The nature of the program was the subject of speculation in Washington on Thursday but remained a mystery. Officials said it did not involve interrogation but declined to describe it further, saying the matter was highly sensitive and legitimately classified.

Several members of Congress said the program, begun in the immediate aftermath of the Sept. 11, 2001, terrorist attacks, involved creating a capability that was never used.

“There was talk, planning, maybe a little training,” said Representative Peter Hoekstra of Michigan, the House committee’s ranking Republican. “But it was never executed.”

Mr. Panetta “put a stake in the heart of it so that it would never come back,” Mr. Hoekstra said.

Mr. Hoekstra said he believed Congress would not have approved of executing the plan. “Maybe on Sept. 12,” he said, but not later, when the fear of a wave of additional terrorist attacks began to diminish.

The question of what the C.I.A. tells Congress has sharply divided lawmakers along party lines since May, when Speaker Nancy Pelosi accused the agency of having failed to inform her in a September 2002 briefing that it was using the simulated drowning technique called waterboarding during the interrogation of a man suspected of being a terrorist.

The C.I.A. asserted that Ms. Pelosi had been told about the waterboarding, and Republicans have accused her of attacking the integrity of American intelligence officers. Ms. Pelosi has played down the issue, and on Thursday she distanced herself from the furor over Mr. Panetta’s revelations, saying the Intelligence Committees would handle it.

“I’m sure they will be pursuing this in their regular committee process,” Ms. Pelosi said. “And that’s the way it will go.”

In a letter to Mr. Hoekstra this week, the chairman of the House Intelligence Committee, Representative Silvestre Reyes, Democrat of Texas, said Mr. Panetta’s June 24 briefing “led me to conclude that this committee has been misled, has not been provided full and complete notifications, and (in at least one case) was affirmatively lied to.”

Seven other Democratic members of the House committee gave a similar account in a letter sent June 26 to Mr. Panetta. The letter was originally classified but was declassified and released this week after Mr. Reyes’s letter was made public, said Representative Anna G. Eshoo, Democrat of California, who drafted the letter and was among its signers.

Republicans largely played down Mr. Panetta’s disclosure, saying the failure to brief the committees was unfortunate but not a major lapse because the program in question never got beyond the planning stage.

“If they’d done this thing and hadn’t told us about it, I’d be screaming from the tallest building in Washington,” Mr.

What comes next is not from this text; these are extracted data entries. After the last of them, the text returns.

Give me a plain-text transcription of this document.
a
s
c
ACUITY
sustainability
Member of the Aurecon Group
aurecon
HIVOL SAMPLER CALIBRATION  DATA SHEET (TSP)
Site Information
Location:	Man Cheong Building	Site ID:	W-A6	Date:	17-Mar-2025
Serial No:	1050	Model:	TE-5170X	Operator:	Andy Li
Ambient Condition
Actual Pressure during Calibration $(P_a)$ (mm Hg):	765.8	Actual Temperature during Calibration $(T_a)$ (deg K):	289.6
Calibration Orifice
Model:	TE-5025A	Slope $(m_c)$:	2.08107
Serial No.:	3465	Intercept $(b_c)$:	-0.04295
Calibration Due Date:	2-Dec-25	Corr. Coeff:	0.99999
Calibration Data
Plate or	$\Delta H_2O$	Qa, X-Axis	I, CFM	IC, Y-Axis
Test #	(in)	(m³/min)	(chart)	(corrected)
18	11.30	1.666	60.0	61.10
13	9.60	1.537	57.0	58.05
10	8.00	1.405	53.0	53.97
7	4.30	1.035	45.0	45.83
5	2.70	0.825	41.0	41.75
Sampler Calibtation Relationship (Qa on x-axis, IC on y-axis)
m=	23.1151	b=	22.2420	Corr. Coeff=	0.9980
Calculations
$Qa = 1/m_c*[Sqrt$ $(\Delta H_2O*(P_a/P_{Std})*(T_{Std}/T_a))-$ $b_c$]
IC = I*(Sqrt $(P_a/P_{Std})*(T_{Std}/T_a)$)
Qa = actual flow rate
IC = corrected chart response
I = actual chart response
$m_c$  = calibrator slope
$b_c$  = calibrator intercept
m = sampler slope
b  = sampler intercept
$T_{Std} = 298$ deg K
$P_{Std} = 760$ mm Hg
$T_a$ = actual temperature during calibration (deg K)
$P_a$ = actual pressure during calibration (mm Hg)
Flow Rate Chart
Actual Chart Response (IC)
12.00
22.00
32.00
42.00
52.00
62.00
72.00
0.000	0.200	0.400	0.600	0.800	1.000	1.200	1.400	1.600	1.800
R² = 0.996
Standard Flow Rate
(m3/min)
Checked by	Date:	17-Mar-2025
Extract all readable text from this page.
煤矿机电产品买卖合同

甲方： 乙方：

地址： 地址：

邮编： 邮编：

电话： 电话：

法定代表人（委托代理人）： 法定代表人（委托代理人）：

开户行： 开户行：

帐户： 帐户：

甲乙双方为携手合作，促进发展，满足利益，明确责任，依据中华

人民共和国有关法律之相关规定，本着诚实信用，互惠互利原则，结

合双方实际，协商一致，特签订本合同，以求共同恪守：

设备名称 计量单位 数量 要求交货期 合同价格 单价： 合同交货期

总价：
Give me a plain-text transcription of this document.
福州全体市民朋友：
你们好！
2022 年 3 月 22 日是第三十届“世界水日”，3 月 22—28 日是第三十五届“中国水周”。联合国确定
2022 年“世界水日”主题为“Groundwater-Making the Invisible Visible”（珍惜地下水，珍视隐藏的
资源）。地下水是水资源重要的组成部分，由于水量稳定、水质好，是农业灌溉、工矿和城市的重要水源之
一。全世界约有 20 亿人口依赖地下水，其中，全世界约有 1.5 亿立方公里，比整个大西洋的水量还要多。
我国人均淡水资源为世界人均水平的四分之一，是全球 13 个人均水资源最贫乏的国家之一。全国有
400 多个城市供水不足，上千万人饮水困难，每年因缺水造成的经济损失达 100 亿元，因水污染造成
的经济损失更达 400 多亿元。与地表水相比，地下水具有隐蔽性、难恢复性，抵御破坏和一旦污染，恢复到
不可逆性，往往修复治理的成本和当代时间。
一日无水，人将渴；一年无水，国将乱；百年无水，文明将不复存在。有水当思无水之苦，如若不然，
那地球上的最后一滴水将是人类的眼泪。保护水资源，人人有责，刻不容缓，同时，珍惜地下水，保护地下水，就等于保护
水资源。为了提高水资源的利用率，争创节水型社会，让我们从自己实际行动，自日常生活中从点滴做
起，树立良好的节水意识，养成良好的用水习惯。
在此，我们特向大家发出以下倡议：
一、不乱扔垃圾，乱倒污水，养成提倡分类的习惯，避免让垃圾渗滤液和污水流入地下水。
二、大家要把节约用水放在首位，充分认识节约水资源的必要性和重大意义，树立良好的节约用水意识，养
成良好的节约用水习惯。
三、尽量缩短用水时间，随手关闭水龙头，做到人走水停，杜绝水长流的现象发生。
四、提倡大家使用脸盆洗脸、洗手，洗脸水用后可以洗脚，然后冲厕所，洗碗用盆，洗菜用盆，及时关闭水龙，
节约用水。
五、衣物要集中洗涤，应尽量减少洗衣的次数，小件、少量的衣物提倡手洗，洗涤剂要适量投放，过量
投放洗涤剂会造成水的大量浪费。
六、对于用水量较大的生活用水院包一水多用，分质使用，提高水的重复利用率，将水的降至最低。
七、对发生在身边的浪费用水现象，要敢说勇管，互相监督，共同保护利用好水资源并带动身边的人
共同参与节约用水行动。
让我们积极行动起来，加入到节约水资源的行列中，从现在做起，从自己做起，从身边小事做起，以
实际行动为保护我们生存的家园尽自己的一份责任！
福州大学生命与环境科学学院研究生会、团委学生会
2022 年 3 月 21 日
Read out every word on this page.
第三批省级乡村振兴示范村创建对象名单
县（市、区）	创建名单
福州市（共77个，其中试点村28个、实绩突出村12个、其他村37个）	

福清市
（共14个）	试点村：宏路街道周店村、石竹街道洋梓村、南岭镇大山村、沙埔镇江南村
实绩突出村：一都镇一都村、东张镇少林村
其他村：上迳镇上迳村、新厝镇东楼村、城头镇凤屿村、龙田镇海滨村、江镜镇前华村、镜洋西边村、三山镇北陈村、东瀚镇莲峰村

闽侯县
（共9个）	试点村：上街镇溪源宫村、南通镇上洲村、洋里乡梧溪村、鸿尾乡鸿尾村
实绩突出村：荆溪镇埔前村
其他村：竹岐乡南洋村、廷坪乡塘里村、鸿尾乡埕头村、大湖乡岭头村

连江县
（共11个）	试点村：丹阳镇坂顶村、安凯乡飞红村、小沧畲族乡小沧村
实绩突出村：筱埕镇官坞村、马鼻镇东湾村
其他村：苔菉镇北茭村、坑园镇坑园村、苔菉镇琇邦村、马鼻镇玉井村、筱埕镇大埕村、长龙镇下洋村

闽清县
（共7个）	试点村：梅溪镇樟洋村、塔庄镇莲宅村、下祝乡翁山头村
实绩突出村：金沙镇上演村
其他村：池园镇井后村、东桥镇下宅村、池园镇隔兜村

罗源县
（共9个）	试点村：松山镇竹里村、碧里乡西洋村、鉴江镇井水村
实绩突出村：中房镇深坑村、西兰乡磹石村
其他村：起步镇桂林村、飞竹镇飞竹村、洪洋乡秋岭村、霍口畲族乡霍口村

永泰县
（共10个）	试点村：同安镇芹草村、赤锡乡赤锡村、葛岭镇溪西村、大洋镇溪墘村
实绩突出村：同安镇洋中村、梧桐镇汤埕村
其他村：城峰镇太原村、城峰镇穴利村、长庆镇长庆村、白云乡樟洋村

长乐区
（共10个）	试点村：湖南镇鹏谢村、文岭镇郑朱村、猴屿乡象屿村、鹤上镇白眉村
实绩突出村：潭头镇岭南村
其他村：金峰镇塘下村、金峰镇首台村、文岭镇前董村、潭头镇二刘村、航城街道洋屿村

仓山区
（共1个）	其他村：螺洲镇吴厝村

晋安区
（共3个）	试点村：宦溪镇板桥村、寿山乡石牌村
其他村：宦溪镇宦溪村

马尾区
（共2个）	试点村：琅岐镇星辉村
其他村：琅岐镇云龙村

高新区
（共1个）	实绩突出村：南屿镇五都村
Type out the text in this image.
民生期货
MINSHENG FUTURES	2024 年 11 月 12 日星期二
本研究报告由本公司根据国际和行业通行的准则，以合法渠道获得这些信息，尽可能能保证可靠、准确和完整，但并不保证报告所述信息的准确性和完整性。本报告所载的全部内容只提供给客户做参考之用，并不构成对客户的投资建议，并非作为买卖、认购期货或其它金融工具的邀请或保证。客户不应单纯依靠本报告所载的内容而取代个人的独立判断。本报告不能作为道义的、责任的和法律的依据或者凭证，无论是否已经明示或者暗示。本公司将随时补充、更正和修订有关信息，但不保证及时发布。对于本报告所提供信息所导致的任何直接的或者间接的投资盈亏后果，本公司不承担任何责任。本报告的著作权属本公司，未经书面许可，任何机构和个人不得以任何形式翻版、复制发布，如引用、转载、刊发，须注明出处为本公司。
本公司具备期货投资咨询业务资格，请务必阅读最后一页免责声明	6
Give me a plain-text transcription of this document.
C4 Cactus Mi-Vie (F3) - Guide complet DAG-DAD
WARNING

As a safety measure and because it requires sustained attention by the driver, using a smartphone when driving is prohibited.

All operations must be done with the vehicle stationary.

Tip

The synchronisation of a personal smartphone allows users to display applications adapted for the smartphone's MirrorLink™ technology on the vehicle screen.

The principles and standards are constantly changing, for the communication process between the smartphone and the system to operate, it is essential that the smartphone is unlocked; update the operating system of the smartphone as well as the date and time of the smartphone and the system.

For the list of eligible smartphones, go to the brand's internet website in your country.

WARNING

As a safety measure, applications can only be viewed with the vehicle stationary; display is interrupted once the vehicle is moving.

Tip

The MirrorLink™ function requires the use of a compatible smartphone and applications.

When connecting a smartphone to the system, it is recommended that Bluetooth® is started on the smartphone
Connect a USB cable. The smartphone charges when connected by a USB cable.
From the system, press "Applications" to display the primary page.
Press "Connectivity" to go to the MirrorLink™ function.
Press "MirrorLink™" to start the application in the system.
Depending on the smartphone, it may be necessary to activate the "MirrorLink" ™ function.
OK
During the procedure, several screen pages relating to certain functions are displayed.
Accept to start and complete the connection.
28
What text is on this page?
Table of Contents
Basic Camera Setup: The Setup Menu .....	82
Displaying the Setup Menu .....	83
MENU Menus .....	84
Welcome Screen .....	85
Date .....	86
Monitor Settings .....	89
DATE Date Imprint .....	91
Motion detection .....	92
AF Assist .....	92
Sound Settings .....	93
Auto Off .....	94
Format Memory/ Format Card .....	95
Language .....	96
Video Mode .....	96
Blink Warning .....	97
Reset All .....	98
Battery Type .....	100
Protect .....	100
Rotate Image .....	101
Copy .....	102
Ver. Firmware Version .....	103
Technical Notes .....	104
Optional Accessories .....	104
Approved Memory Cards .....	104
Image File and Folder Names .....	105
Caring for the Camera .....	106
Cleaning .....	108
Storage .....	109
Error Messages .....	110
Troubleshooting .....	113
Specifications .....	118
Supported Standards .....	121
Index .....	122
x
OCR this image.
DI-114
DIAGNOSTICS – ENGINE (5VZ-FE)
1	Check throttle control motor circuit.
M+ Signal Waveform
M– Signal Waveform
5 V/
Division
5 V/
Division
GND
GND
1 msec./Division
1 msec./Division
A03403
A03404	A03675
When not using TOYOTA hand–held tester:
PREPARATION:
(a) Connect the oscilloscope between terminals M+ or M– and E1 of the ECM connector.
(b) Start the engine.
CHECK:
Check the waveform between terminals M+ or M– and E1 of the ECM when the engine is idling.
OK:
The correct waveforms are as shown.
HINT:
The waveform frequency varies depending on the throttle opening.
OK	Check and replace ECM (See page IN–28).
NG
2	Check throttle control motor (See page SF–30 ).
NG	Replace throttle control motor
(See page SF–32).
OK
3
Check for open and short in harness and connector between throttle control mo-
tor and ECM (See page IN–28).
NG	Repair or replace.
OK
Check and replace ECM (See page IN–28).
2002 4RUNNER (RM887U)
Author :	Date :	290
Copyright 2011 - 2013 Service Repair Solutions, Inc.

Hoekstra said. “But it was on-again, off-again and never happened.”

Ms. Eshoo strongly disagreed with that assessment. She said that whatever the status of the program over the eight years of the Bush administration, the failure to brief Congress may have violated the law requiring that Congress be kept informed of intelligence activities.

“The whole committee was stunned” by what Mr. Panetta disclosed at the June 24 briefing, Ms. Eshoo said. “I think this is as serious as it gets.”

Ms. Eshoo said she would urge the entire committee to investigate the matter.“We have to know who ordered the program, where did the money come from and who gave the order not to inform Congress,” she said.

The intelligence briefing rules have caused division among Democrats, too, with President Obama this week threatening to veto the intelligence authorization bill if Congress passed new briefing rules in the House version. The House proposal would allow leaders of the Intelligence Committees to inform all committee members of covert action programs, rather than limiting such secrets to the so-called Gang of Eight — the Democratic and Republican leaders of both houses and of the Intelligence Committees — as under current law.

Many Democrats in Congress believe the Gang of Eight provisions were abused during the Bush administration to hide programs from most Intelligence Committee members. But in light of the veto threat, Congressional staff members said Thursday that Mr. Reyes would work toward a compromise on the briefing rules.